Despite that positive theme, perhaps the most fervent response came when the discussion turned to the controversy of Hoopla’s recent platforming of content advancing white supremacy, COVID misinformation, and conversion therapy.

“At a recent meeting in Massachusetts, they relied on the Library Bill of Rights” to justify providing access to these materials, observed Callan Bignoli, director of Olin College Library in Needham, Massachusetts. But that approach contradicts the collection development policies and diversity statements of most libraries, reducing the agency that libraries have in collection development. “That cannot stand,” Bignoli said. “We can’t give away one of our most community functions to any vendor.”

Veronda Pitchford, assistant director of Califa, offered Pinterest’s recent new feature allowing searching by hair texture as an example of improved technology inclusiveness.
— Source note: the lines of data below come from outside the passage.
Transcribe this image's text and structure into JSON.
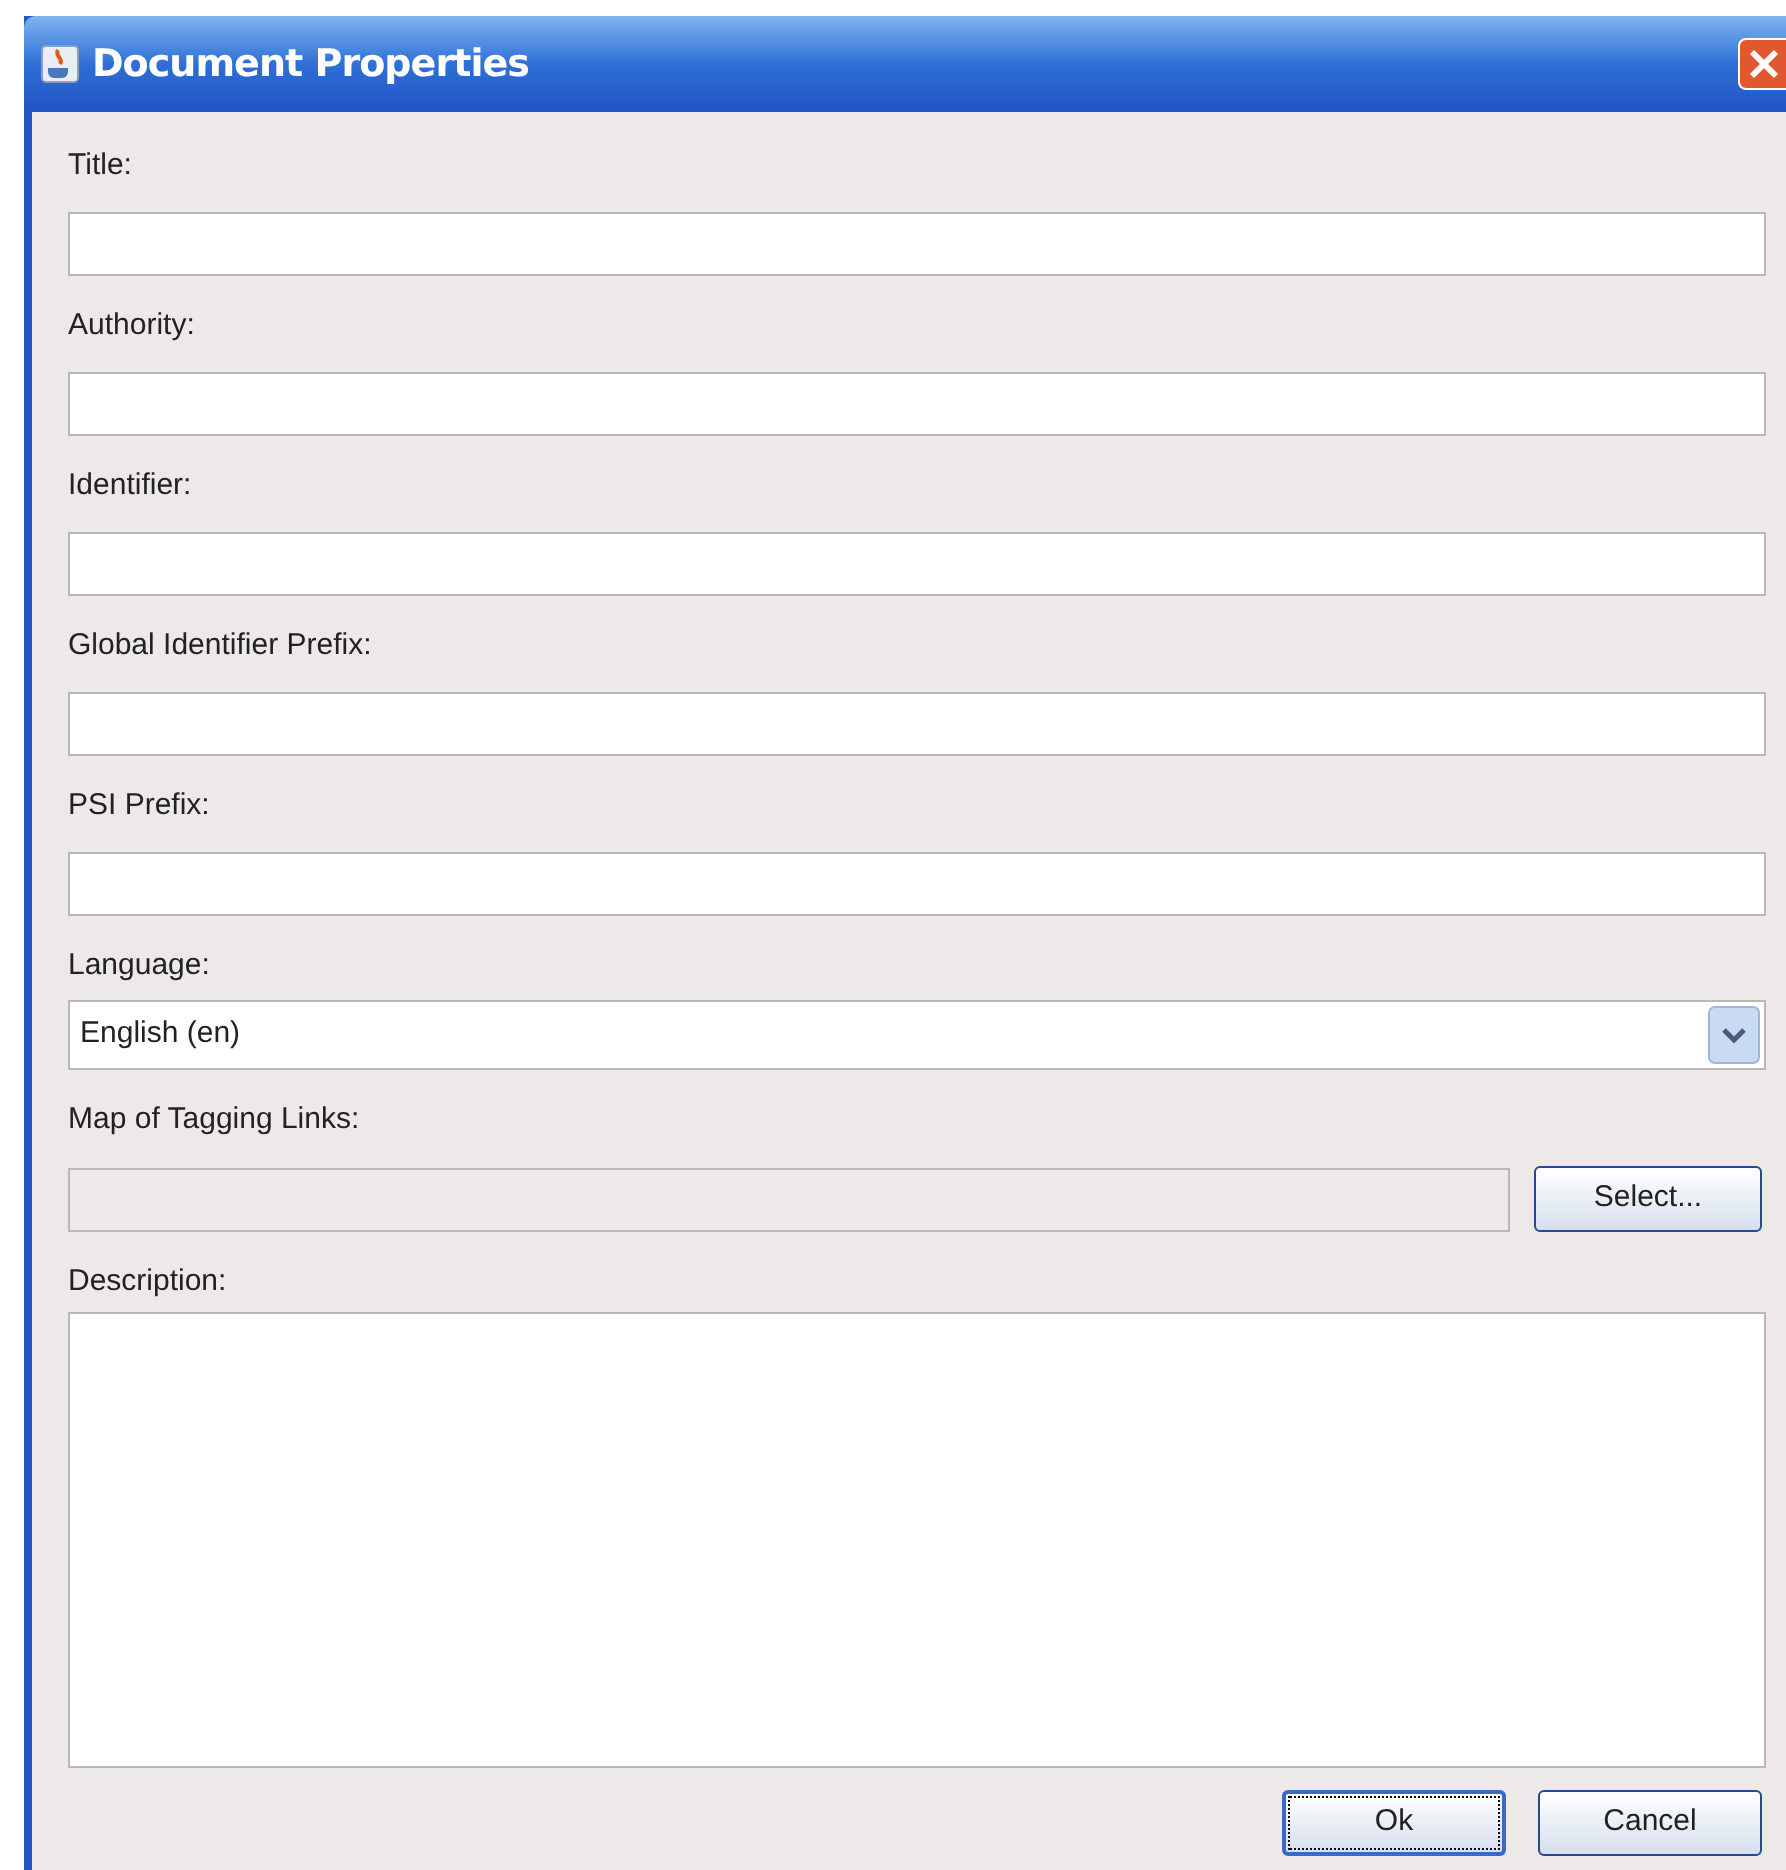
{
  "window": {
    "title": "Document Properties"
  },
  "fields": [
    {
      "kind": "text",
      "label": "Title:"
    },
    {
      "kind": "text",
      "label": "Authority:"
    },
    {
      "kind": "text",
      "label": "Identifier:"
    },
    {
      "kind": "text",
      "label": "Global Identifier Prefix:"
    },
    {
      "kind": "text",
      "label": "PSI Prefix:"
    },
    {
      "kind": "dropdown",
      "label": "Language:",
      "value": "English (en)"
    },
    {
      "kind": "picker",
      "label": "Map of Tagging Links:",
      "disabled": true,
      "button": "Select..."
    },
    {
      "kind": "textarea",
      "label": "Description:"
    }
  ],
  "buttons": [
    {
      "label": "Ok",
      "focused": true
    },
    {
      "label": "Cancel",
      "focused": false
    }
  ]
}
More important than any individual feature, however, is the notion of inclusive coding. “Co-creation is important to me—moving from designing for to designing with,” she said, allowing users to shape the products they use by identifying the features they need.

That raised questions about the nature of the relationship between libraries and vendors—which ideally should be partnerships, but can be more like an unbalanced parent-child relationship where one party sets the rules for the other to follow.

“We may need to rethink our relationships with vendors,” declared Evviva Weinraub Lajoie, vice provost for university libraries at the University at Buffalo, New York. “We can change how we talk about supporting infrastructure as a profession in a long-term, different way. But if we don’t try to ask for it, we will never get the relationships we want, and we will never get the services we want.” She also recommended that libraries and the library field investigate partnerships with not-for-profit membership organizations to develop technology infrastructure.

The panel also encouraged libraries to become more comfortable with failure and ambiguity as a way to experiment and iterate. “The key to failing fast is using other people’s money,” said Anastasia Diamond-Ortiz, director of Lorain (Ohio) Public Library System. “There’s lots of federal money out there, and most public libraries aren’t seeking it.” Foundations who are looking to fund digital inclusion efforts are also potential sources of funding for technology projects.

Additional silver linings identified by the panel include the rise of telemedicine and how the practice can be accessible to many public libraries that have a space that can be adapted to a telehealth kiosk, and the “moral entrepreneurism” movement in technology.

The panel was livestreamed as part of the Annual Conference Digital Experience. It was moderated by Margaret Heller, digital services librarian at Loyola University Chicago.